A previous single-arm phase II study, published in the Journal of Clinical Oncology in 2009,² indicated that figitumumab in combination with paclitaxel and carboplatin produced an overall response rate of 64% in patients with squamous cell NSCLC. There is also a theoretical basis for using figitumumab in squamous cell lung carcinoma, because these cancers have been found to have high IGF-1 receptor expression, Dr. Sandler said.

Yet results of the phase III trial led the researchers to conclude that the potential benefit of adding figitumumab to chemotherapy in non-adenocarcinoma NSCLC may be compromised by the monoclonal antibody's side effects. They recommended additional research to verify whether figitumumab may have benefits for those with higher levels of IGF-1 and more risks for patients with low levels.
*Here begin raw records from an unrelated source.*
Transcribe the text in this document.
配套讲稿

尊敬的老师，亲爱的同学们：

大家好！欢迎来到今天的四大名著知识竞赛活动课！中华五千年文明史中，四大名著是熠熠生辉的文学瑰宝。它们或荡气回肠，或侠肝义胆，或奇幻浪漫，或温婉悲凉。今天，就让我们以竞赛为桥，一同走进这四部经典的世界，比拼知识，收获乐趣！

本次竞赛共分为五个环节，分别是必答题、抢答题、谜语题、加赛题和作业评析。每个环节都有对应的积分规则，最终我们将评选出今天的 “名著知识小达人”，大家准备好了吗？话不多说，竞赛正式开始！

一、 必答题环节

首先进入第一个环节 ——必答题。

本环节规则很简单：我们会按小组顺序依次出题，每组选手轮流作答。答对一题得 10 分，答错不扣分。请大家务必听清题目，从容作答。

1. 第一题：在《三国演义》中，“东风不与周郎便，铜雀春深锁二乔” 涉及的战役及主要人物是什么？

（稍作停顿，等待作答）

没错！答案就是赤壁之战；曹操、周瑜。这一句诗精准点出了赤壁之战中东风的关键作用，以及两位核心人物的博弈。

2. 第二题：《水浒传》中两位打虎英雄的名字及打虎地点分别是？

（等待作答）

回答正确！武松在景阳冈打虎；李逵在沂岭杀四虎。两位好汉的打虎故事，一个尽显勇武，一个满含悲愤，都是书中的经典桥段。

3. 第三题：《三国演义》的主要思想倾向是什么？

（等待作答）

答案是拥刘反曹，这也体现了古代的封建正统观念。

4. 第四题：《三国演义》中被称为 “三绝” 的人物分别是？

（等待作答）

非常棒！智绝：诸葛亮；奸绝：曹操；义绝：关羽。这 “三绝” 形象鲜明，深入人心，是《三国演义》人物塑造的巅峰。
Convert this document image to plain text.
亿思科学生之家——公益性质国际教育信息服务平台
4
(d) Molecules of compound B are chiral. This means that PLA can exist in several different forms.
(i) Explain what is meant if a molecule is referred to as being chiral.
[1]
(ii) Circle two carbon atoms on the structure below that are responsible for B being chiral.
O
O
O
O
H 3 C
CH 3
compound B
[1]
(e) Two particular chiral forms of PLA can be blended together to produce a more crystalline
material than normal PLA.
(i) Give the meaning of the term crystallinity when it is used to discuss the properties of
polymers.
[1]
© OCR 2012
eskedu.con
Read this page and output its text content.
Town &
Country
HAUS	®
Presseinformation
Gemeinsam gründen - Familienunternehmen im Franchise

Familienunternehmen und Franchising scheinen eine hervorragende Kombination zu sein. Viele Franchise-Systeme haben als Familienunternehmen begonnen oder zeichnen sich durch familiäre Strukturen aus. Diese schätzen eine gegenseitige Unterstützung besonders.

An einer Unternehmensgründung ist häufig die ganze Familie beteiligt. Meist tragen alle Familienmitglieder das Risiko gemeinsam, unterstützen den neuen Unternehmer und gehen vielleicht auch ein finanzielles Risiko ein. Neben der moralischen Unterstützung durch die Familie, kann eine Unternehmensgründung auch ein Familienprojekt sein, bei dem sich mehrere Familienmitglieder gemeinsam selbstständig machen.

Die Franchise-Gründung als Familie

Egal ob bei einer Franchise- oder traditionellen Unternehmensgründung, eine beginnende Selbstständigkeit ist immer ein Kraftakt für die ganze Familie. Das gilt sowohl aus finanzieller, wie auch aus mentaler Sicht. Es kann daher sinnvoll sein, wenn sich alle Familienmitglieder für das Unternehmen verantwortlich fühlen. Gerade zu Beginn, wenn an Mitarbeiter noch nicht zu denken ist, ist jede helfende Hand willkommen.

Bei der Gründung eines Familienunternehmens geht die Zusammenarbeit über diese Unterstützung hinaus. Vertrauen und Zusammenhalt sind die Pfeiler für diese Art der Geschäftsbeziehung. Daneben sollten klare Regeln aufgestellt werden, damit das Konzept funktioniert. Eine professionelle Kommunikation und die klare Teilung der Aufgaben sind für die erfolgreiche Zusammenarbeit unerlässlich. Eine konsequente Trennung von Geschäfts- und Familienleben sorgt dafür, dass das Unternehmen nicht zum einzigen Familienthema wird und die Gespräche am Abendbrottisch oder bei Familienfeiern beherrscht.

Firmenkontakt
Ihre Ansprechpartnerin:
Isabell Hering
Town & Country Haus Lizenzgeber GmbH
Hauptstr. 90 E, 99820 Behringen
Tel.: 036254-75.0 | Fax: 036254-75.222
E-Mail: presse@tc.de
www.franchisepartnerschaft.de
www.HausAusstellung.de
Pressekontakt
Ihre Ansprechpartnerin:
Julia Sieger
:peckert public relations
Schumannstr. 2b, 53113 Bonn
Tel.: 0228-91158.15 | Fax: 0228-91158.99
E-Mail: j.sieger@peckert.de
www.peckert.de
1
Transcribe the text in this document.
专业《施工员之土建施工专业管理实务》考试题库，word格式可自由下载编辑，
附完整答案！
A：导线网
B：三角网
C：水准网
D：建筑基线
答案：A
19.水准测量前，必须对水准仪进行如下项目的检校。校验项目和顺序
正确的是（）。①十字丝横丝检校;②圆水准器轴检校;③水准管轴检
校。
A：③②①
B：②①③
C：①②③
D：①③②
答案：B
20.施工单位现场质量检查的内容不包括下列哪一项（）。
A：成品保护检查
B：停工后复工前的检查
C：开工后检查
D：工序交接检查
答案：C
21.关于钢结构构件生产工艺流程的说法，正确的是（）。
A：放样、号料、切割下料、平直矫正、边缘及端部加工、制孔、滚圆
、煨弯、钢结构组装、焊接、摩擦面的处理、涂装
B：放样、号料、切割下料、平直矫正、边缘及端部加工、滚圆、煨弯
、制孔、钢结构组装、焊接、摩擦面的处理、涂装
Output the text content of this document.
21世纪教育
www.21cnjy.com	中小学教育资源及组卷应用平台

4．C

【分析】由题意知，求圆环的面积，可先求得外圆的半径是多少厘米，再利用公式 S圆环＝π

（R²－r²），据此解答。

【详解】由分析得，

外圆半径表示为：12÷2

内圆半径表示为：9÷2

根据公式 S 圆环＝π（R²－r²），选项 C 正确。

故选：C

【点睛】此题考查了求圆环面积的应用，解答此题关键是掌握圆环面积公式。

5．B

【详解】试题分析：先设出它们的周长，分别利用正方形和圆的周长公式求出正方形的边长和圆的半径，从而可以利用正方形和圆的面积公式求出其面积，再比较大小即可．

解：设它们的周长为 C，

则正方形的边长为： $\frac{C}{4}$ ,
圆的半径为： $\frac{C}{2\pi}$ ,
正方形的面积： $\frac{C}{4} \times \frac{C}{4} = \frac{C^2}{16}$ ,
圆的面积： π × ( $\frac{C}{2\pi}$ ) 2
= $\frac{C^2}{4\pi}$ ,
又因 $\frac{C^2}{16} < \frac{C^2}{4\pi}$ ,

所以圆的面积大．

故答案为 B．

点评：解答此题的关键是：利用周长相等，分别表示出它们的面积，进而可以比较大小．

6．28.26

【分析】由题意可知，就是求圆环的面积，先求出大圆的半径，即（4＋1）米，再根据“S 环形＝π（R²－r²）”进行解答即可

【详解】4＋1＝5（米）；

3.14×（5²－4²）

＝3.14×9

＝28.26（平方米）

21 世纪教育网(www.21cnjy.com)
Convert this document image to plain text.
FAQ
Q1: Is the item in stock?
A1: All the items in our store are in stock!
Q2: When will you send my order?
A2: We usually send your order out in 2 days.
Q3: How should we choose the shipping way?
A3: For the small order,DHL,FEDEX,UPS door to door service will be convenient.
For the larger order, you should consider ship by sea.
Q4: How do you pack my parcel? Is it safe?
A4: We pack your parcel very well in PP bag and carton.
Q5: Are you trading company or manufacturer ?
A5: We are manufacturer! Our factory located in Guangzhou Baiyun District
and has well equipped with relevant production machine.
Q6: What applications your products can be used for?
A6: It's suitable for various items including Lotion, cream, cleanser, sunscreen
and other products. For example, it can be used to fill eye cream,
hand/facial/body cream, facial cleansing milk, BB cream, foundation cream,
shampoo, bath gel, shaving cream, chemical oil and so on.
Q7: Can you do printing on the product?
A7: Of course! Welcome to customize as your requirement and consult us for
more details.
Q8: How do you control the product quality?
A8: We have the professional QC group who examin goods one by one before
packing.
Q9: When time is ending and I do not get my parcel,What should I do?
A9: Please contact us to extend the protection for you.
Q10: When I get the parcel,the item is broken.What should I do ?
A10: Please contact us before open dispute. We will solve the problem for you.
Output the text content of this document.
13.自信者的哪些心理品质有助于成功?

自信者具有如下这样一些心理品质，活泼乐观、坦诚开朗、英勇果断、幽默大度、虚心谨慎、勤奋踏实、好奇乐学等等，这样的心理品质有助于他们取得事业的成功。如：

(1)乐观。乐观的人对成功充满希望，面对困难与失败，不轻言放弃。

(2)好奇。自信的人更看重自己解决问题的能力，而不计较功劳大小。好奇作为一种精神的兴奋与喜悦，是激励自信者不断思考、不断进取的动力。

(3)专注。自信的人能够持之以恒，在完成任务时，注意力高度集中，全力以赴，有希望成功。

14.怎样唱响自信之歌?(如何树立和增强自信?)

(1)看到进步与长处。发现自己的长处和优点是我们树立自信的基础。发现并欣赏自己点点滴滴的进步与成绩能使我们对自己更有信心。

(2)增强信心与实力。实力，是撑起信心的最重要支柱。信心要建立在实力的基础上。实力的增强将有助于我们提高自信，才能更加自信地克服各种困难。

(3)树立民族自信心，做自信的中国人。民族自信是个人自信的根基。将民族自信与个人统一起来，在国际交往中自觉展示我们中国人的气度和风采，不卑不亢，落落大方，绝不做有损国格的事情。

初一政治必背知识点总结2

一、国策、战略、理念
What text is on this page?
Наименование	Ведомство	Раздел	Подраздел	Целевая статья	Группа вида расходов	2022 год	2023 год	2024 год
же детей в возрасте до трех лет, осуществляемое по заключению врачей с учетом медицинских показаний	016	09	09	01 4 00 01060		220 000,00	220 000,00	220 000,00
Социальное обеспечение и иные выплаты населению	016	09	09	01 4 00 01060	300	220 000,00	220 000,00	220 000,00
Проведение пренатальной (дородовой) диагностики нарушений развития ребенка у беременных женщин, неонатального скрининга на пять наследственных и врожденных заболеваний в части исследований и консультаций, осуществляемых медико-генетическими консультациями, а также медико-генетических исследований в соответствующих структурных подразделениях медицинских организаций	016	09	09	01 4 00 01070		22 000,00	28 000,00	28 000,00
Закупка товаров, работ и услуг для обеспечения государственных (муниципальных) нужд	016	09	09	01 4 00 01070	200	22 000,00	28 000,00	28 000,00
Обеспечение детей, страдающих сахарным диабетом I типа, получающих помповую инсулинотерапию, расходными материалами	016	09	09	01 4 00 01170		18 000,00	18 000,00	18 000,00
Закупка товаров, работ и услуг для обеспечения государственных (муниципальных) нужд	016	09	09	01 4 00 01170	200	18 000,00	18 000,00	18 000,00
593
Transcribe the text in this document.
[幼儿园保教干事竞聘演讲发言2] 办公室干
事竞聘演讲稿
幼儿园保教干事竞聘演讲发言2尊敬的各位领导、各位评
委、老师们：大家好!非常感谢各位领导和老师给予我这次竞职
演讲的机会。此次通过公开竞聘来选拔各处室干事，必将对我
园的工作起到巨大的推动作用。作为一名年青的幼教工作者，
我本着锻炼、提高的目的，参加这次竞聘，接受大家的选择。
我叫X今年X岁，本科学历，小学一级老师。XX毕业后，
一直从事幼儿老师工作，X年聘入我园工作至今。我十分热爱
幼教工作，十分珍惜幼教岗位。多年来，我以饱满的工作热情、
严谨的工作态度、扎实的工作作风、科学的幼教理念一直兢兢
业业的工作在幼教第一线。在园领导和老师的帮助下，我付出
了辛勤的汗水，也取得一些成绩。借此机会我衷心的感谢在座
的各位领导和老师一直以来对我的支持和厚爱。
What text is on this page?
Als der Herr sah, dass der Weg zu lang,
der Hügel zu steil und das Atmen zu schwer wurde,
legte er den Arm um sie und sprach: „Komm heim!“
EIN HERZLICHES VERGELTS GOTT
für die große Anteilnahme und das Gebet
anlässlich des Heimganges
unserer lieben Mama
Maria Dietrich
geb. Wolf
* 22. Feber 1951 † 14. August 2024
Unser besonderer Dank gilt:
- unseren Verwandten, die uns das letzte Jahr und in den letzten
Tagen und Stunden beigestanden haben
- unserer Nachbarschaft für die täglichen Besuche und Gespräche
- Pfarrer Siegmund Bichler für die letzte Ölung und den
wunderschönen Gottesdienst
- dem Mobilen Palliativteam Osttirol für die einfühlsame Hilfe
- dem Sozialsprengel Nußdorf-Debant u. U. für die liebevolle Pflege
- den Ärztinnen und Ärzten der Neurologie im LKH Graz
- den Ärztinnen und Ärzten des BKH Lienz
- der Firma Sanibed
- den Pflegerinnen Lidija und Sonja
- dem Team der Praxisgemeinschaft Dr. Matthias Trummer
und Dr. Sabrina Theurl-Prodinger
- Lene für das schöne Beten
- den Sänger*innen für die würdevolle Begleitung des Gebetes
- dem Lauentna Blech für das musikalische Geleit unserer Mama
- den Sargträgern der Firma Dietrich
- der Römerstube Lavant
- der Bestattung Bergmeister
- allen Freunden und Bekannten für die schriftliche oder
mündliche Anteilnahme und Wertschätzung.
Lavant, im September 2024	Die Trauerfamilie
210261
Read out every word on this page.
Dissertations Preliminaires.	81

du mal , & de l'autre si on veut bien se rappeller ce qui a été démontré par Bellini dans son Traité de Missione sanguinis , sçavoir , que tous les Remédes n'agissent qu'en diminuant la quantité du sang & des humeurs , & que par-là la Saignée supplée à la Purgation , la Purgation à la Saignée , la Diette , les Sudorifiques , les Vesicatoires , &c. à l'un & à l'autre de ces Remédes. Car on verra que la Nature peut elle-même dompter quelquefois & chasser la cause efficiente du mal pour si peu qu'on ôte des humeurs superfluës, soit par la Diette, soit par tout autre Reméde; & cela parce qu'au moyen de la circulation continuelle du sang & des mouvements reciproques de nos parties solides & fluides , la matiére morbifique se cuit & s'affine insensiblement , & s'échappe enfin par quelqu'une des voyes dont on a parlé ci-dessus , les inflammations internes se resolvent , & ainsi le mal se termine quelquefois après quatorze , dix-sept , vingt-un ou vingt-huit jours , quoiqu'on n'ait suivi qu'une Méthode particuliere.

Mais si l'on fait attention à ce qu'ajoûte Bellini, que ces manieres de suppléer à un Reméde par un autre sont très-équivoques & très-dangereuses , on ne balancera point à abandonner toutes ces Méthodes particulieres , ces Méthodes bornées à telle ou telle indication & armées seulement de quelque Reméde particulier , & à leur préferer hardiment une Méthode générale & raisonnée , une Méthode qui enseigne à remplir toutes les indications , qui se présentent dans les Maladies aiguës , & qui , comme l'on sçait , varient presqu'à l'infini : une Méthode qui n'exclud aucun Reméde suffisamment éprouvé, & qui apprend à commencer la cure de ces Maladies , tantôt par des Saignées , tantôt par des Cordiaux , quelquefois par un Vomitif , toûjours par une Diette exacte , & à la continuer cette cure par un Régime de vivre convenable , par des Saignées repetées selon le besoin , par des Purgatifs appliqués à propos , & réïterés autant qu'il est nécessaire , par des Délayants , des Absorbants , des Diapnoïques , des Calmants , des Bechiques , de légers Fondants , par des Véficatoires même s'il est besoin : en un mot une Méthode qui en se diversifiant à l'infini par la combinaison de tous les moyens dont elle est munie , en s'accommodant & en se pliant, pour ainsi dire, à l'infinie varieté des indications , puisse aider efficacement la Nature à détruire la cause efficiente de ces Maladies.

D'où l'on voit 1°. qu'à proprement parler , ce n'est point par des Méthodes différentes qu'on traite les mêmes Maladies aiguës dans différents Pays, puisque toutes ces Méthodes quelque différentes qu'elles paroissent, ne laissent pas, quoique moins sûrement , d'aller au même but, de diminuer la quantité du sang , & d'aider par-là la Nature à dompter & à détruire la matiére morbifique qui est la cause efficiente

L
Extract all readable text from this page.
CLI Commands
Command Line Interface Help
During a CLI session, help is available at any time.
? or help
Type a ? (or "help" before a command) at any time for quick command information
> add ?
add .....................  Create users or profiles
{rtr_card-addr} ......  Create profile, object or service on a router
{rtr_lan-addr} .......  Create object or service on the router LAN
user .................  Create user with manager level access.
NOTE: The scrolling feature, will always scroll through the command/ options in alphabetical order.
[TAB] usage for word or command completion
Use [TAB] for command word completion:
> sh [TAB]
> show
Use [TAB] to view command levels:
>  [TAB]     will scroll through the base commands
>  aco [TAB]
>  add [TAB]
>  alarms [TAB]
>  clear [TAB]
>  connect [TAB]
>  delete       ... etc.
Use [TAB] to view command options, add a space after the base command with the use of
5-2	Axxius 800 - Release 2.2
Figitumumab might be considered for additional study as an addition to chemotherapy in squamous cell cancer patients, but just in those patients whose circulating IGF-1 level is greater than 1 ng/mL, Dr. Sandler added. ■

References

1. Jassem J, Langer CJ, Karp DD, et al: Randomized, open label, phase III trial of figitumumab in combination with paclitaxel and carboplatin versus paclitaxel and carboplatin in patients with non-small cell lung cancer. Best of ASCO San Francisco. Abstract 7500. Presented July 17, 2010, by Alan Sandler, MD.

2. Karp DD, Paz-Ares LG, Novello S, et al: Phase II study of the anti-insulin-like growth factor type 1 receptor antibody CP-751,871 in combination with paclitaxel and carboplatin in previously untreated, locally advanced or metastatic non-small-cell lung cancer. J Clin Oncol 27:2516-2522, 2009.